Divieto di AI per affari importanti e tanta prudenza: le regole della Commissione Ue per l'AI generativa

Divieto di AI per affari importanti e tanta prudenza: le regole della Commissione Ue per l’AI generativa

Attenzione a non usare informazioni non pubbliche, verifiche costanti sui risultati e divieto di utilizzo in compiti critici. Sono i paletti della Commissione Ue sull’Intelligenza Artificiale generativa. Per ora vincolano solo i propri dipendenti

 

La Commissione Ue ha da poco (27 aprile 2023) pubblicato linee guida su come utilizzare i modelli di Intelligenza Artificiale (AI) generativa on line e come interagire con essi, con particolare riguardo a limiti e rischi. Sono raccomandazioni che vincolano solo il personale che lavora per la Commissione, ma danno un’idea della posizione  dell’esecutivo europeo guidato da Ursula von der Leyen sulla delicata e controversa questione.

Che cos’è l’AI generativa

Va anzitutto chiarito come nell’AI generativa rientrino quei sistemi di intelligenza artificiale in grado di generare testo, immagini, video, musica o altri media in risposta a determinate richieste (anche, promp).

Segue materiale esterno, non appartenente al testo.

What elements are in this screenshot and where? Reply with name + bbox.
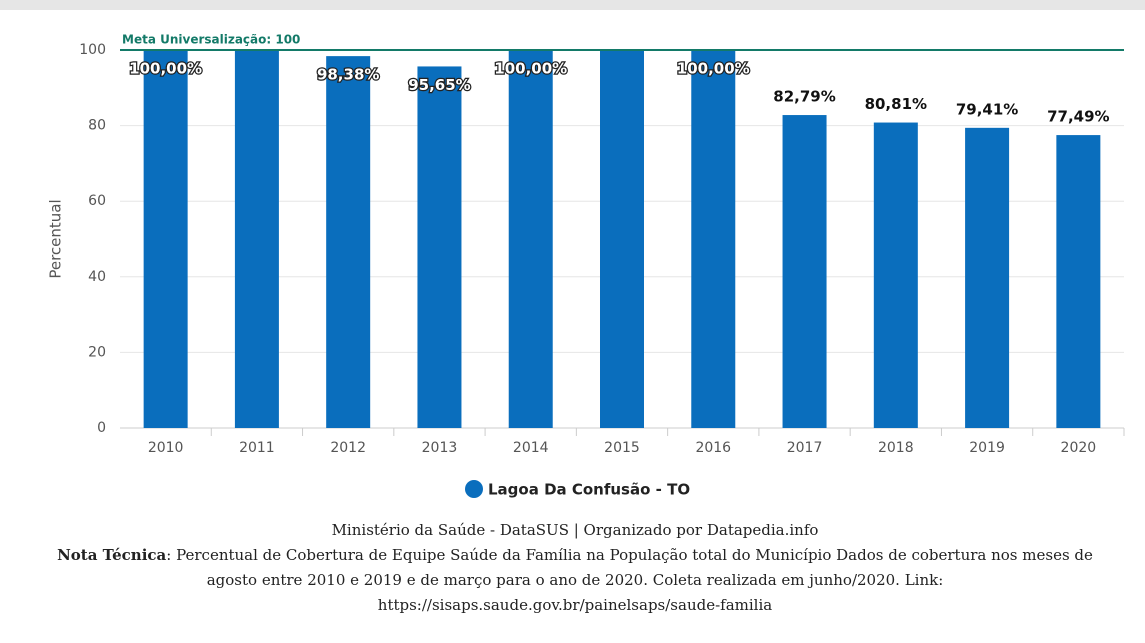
bar bbox=[873, 122, 918, 428]
y-tick-label: 20 bbox=[88, 344, 106, 360]
value-label: 100,00% bbox=[494, 60, 567, 78]
footer: Ministério da Saúde - DataSUS | Organiza… bbox=[40, 518, 1110, 618]
value-label: 100,00% bbox=[129, 60, 202, 78]
note-label: Nota Técnica bbox=[57, 546, 167, 564]
note: Nota Técnica: Percentual de Cobertura de… bbox=[40, 543, 1110, 618]
y-tick-label: 60 bbox=[88, 193, 106, 209]
bar bbox=[417, 66, 462, 429]
bar bbox=[234, 50, 279, 428]
value-label: 98,38% bbox=[317, 66, 379, 84]
x-tick-label: 2017 bbox=[787, 440, 823, 456]
chart: Percentual 0 20 40 60 80 100 2010 100,00% 2011 20… bbox=[47, 33, 1125, 499]
frame-band bbox=[0, 0, 1145, 10]
x-tick-label: 2010 bbox=[148, 440, 184, 456]
target-label: Meta Universalização: 100 bbox=[122, 33, 300, 47]
bar bbox=[1056, 135, 1101, 428]
y-tick-label: 80 bbox=[88, 118, 106, 134]
y-axis-label: Percentual bbox=[47, 199, 65, 278]
bar bbox=[691, 50, 736, 428]
legend-label: Lagoa Da Confusão - TO bbox=[488, 481, 690, 499]
x-tick-label: 2013 bbox=[422, 440, 458, 456]
y-tick-label: 0 bbox=[97, 420, 106, 436]
value-label: 80,81% bbox=[865, 95, 927, 113]
x-tick-label: 2015 bbox=[604, 440, 640, 456]
x-tick-label: 2016 bbox=[695, 440, 731, 456]
x-tick-label: 2018 bbox=[878, 440, 914, 456]
note-text: : Percentual de Cobertura de Equipe Saúd… bbox=[166, 546, 1093, 614]
value-label: 79,41% bbox=[956, 100, 1018, 118]
value-label: 100,00% bbox=[677, 60, 750, 78]
x-tick-label: 2014 bbox=[513, 440, 549, 456]
bar bbox=[143, 50, 188, 428]
value-label: 95,65% bbox=[408, 76, 470, 94]
value-label: 77,49% bbox=[1047, 108, 1109, 126]
x-tick-label: 2019 bbox=[969, 440, 1005, 456]
y-tick-label: 40 bbox=[88, 269, 106, 285]
bar bbox=[508, 50, 553, 428]
x-tick-label: 2011 bbox=[239, 440, 275, 456]
bar bbox=[326, 56, 371, 429]
x-tick-label: 2020 bbox=[1061, 440, 1097, 456]
x-tick-label: 2012 bbox=[330, 440, 366, 456]
bar bbox=[965, 127, 1010, 428]
value-label: 82,79% bbox=[773, 88, 835, 106]
source: Ministério da Saúde - DataSUS | Organiza… bbox=[331, 521, 819, 539]
bar bbox=[782, 115, 827, 428]
y-tick-label: 100 bbox=[79, 42, 106, 58]
legend-marker bbox=[465, 480, 483, 498]
bar bbox=[600, 50, 644, 428]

Uno dei tanti esempi di ciò è l’ormai nota ChatGPT (Generative Pre-trained Transformer), ossia il chatbot di OpenAI, un software basato sull’apprendimento automatico e specializzato nella simulazione di conversazioni con l’essere umano.

Il documento della Commissione Ue

Ma le linee guida della Commissione Ue non fanno riferimento solo a ChatGPT, richiamando espressamente anche Google Bard e Stable Diffusion, caratterizzati, anch’essi, dalla capacità di generare contenuti in base alle richieste pervenute da utenti umani.

Le linee guida riguardano strumenti di terze parti disponibili pubblicamente online, come ChatGPT. Esse mirano ad aiutare il personale della Commissione europea a comprendere i rischi e le limitazioni che gli strumenti disponibili online possono comportare e a sostenere un uso appropriato di tali strumenti”.

In particolare, il documento ha come obiettivo quello di fungere da guida nella gestione dei rischi e dei limiti dell’IA generativa, permettendo di sfruttarne il potenziale (incremento dell’efficienza e migliore qualità della produttività), ma nel rispetto di determinate regole e requisiti. Tra questi è bene evidenziare:

  1. il non divulgare informazioni o dati personali che non siano già di dominio pubblico. Infatti, qualsiasi input inserito in questi sistemi viene trasmesso al fornitore dell’AI, potendo facilmente rientrare in data base di alimentazione futura dell’algoritmo;
  2. l’essere consapevoli che le risposte dell’AI potrebbero essere imprecise o parziali, errate o distorte. In tal senso, quindi, i funzionari/personale interno UE “dovrebbero sempre valutare criticamente qualsiasi risposta prodotta da un modello generativo di IA disponibile online per verificare la presenza di potenziali pregiudizi e informazioni di fatto inesatte“;
  3. il valutare possibili violazioni di diritti di proprietà intellettuale (copyright), poiché a causa della mancanza di trasparenza insita in tali sistemi si potrebbero verificare casi di utilizzo di contenuti protetti per l’addestramento dell’AI stessa. Ecco perché non si dovrebbe “replicare mai direttamente l’output di un modello generativo di IA in documenti pubblici, come la creazione di testi della Commissione, in particolare quelli giuridicamente vincolanti“; ed infine
  4. il non affidarsi a tali sistemi per lo svolgimento di compiti critici o comunque per i quali il fattore timing sia fondamentale, poiché i modelli di AI generativa potrebbero avere tempi di risposta lunghi o non essere sempre disponibili.

La guida si conclude, poi, con un’eccezione da applicarsi in caso di utilizzo di servizi di AI propri della Commissione, specificando che: “I rischi e i limiti discussi non sono necessariamente rilevanti per gli strumenti di IA generativa sviluppati internamente dalla Commissione. Gli strumenti interni sviluppati e/o controllati dalla Commissione saranno valutati caso per caso nell’ambito della governance aziendale esistente per i sistemi IT“.